7) Sharing and disclosure
- Comments are public by design: anything you post may be visible to visitors.
- Comment data is shared with service providers only as needed to run the Site (for example, Cloudflare for hosting/infrastructure and anti-abuse services).
- The Site does not sell comment data.
8) Your choices
- Use a pseudonym if you prefer not to post under your real name.
- Do not include sensitive or identifying personal information in a comment unless you want it to be public.
- Do not post someone else’s personal data without their permission.
9) Your rights (GDPR/UK GDPR, where applicable)
Depending on your location and the circumstances, you may have rights to:
- Access the personal data the Site holds about you
- Correction
- Deletion (erasure) in certain cases
- Restriction of processing in certain cases
- Objection to processing based on legitimate interests
- Complaint to your local data protection authority
Some rights are not absolute, and requests may be limited by legal exceptions and competing rights/interests (including preserving discussion context).
10) How to request deletion or access (best-effort identification)
Because the comment system does not require accounts or email addresses and stores only a display name, comment text, and timestamp, the Site may not be able to verify with certainty that a requester is the original commenter in every case.
If you want a comment removed or want to exercise data rights, contact Contact and include:
- the URL of the post.
- the display name used.
- the exact comment text (or a short excerpt) so the comment can be located reliably.
- the tripcode (if applicable).
Verification approach: Tombert will take reasonable steps to confirm the request is legitimate and to avoid deleting or disclosing someone else’s information. If there are reasonable doubts about identity or which comment is being referenced, Tombert may request additional details necessary to locate the correct comment, or may be unable to act on the request.
How deletion is handled: Where possible, deletion may be performed by removing the comment entirely or by anonymising it (for example, replacing the display name with “[deleted]” while removing the text), depending on what best preserves discussion integrity and safety.
11) Cloudflare Turnstile (anti-spam / abuse prevention)
The Site uses Cloudflare Turnstile on the comment form to reduce spam and automated abuse.

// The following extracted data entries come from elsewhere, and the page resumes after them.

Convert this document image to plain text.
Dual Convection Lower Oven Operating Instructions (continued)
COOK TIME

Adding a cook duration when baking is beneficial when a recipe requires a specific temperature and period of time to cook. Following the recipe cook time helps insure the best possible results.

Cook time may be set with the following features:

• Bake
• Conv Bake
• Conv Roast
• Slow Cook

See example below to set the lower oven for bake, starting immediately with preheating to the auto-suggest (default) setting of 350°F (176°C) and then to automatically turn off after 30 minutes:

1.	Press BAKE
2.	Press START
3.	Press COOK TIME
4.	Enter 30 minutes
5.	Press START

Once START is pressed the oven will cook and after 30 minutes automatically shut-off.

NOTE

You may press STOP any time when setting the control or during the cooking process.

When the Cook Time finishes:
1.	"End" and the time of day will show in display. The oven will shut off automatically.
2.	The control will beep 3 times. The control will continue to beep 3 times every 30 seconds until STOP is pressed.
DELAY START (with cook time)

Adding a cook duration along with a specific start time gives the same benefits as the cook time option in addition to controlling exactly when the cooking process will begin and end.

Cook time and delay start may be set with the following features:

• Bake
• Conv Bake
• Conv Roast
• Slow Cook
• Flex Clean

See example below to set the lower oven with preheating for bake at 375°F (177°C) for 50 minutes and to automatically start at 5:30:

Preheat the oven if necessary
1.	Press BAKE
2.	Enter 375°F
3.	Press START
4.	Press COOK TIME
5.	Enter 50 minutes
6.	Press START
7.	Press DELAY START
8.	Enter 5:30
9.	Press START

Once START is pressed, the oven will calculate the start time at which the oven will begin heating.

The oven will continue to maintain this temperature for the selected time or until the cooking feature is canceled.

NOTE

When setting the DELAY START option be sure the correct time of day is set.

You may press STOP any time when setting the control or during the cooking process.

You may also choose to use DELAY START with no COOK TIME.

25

When you interact with the Turnstile-protected form, Cloudflare processes certain client-side signals to distinguish humans from bots. Cloudflare states these signals may include items such as client IP address, TLS fingerprint, User-Agent header, and the sitekey/origin associated with the widget.

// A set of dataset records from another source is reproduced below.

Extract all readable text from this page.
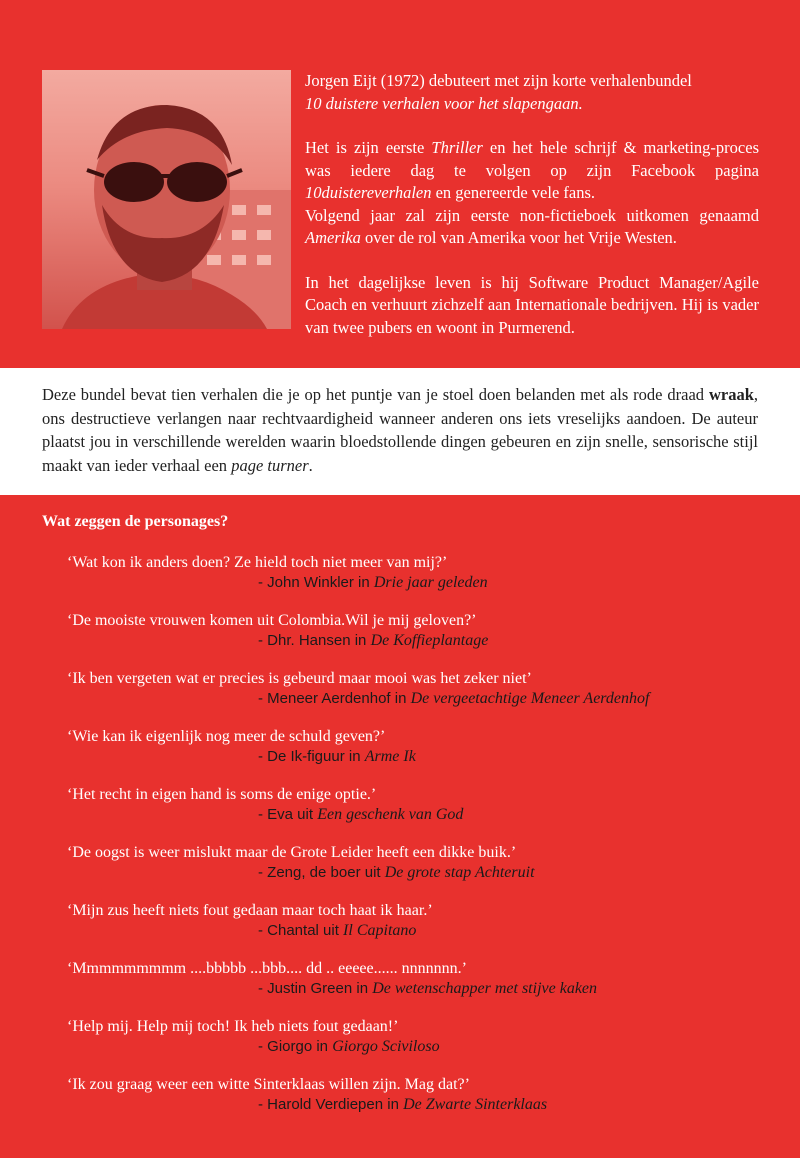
Jorgen Eijt (1972) debuteert met zijn korte verhalenbundel
10 duistere verhalen voor het slapengaan.

Het is zijn eerste Thriller en het hele schrijf & marketing-proces was iedere dag te volgen op zijn Facebook pagina 10duistereverhalen en genereerde vele fans.

Volgend jaar zal zijn eerste non-fictieboek uitkomen genaamd Amerika over de rol van Amerika voor het Vrije Westen.

In het dagelijkse leven is hij Software Product Manager/Agile Coach en verhuurt zichzelf aan Internationale bedrijven. Hij is vader van twee pubers en woont in Purmerend.

Deze bundel bevat tien verhalen die je op het puntje van je stoel doen belanden met als rode draad wraak, ons destructieve verlangen naar rechtvaardigheid wanneer anderen ons iets vreselijks aandoen. De auteur plaatst jou in verschillende werelden waarin bloedstollende dingen gebeuren en zijn snelle, sensorische stijl maakt van ieder verhaal een page turner.
Wat zeggen de personages?
‘Wat kon ik anders doen? Ze hield toch niet meer van mij?’
- John Winkler in Drie jaar geleden
‘De mooiste vrouwen komen uit Colombia.Wil je mij geloven?’
- Dhr. Hansen in De Koffieplantage
‘Ik ben vergeten wat er precies is gebeurd maar mooi was het zeker niet’
- Meneer Aerdenhof in De vergeetachtige Meneer Aerdenhof
‘Wie kan ik eigenlijk nog meer de schuld geven?’
- De Ik-figuur in Arme Ik
‘Het recht in eigen hand is soms de enige optie.’
- Eva uit Een geschenk van God
‘De oogst is weer mislukt maar de Grote Leider heeft een dikke buik.’
- Zeng, de boer uit De grote stap Achteruit
‘Mijn zus heeft niets fout gedaan maar toch haat ik haar.’
- Chantal uit Il Capitano
‘Mmmmmmmmm ....bbbbb ...bbb.... dd .. eeeee...... nnnnnnn.’
- Justin Green in De wetenschapper met stijve kaken
‘Help mij. Help mij toch! Ik heb niets fout gedaan!’
- Giorgo in Giorgo Sciviloso
‘Ik zou graag weer een witte Sinterklaas willen zijn. Mag dat?’
- Harold Verdiepen in De Zwarte Sinterklaas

Cloudflare explains that Turnstile’s signals are processed to detect and block bots, and (separately) may be processed to improve Turnstile’s bot detection. Cloudflare also describes different roles depending on purpose (e.g., acting as a processor for bot-protection on behalf of the site operator, and as a controller for improvement of Turnstile).
For Cloudflare’s own disclosures about Turnstile (including any cookie-related details) and how Cloudflare handles this processing, review:
Tombert’s Blog does not store Turnstile signal data (such as IP address) as part of the comment record; Turnstile processing is performed by Cloudflare as part of providing the anti-abuse service.
12) Children
The Site’s comment feature is not intended for anyone under 18. If you believe someone under 18 has posted personal data, please contact Contact.
13) Changes to this notice
This notice may be updated from time to time. The effective date at the top reflects the latest version.